Und solange das mit dem Standard-Feuerwerk so weitergeht, kaufe ich eben kein neues Bike (obwohl ich echt Bock drauf hätte!). Ich komm auch noch ne Weile mit meinem (aus heutiger Sicht) völlig veraltetem Eimer mit 17 Kilo, 1x9-Fach, 26 Zoll, 1,5er Steuerrohr, 135er Hinterbau, Maxle Steckachse vorn und zölligem Dämpfer klar.
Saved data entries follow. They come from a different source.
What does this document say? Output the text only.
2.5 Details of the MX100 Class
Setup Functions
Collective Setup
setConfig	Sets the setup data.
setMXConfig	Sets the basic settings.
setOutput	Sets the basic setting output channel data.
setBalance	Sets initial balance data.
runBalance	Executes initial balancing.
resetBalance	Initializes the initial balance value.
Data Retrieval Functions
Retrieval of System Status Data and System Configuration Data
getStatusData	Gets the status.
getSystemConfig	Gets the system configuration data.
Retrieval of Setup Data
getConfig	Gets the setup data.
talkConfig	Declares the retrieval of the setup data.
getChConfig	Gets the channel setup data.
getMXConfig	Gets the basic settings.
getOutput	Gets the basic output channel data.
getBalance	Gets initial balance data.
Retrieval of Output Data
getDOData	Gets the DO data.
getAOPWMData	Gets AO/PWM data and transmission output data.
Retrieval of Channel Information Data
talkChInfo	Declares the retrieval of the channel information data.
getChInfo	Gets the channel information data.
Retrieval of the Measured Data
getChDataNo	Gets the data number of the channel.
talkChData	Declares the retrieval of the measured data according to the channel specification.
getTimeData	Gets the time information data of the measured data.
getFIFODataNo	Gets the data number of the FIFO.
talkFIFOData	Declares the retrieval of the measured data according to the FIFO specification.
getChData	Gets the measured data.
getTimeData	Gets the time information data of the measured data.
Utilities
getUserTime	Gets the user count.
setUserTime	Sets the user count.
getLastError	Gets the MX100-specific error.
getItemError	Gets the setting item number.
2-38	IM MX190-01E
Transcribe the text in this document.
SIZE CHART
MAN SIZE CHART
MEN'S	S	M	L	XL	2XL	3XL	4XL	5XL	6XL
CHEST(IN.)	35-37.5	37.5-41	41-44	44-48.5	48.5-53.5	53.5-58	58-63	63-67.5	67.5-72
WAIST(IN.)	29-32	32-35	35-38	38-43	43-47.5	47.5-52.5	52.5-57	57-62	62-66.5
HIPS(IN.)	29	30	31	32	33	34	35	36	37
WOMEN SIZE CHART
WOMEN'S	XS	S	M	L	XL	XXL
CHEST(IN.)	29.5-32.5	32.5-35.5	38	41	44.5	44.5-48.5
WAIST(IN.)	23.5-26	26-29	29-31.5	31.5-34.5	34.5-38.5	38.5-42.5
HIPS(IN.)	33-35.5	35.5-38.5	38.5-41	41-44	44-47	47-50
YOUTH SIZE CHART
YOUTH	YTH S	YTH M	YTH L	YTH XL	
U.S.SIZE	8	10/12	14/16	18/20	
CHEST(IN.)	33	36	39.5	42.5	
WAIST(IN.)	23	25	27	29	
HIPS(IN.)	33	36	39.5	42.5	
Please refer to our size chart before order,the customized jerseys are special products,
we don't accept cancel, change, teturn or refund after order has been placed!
Wenn Du deine Räder eh solange fährst spricht jetzt doch überhaupt nichts gegen ein aktuelles Bike. Du hättest mehr Spaß, die Chance dass das Bike alles (Gewicht, potentielle Performance) besser kann als das 7 Jahre ist bei annähernd 100%. Wenn Du dann aktuell zu irgendwas greifst was nicht vollkommen exotische Maße irgendwo hat (da fällt 1,5" durchgehend für mich drunter, im Nachhinein war das ein Rohrkrepierer) ist für die nächsten 10 Jahre alles safe.
Und 26" Reifen sind aktuell (5-6 Jahre nach der Etablierung der neuen Größen

) meiner Erfahrung nach vollkommen problemlos zu bekommen.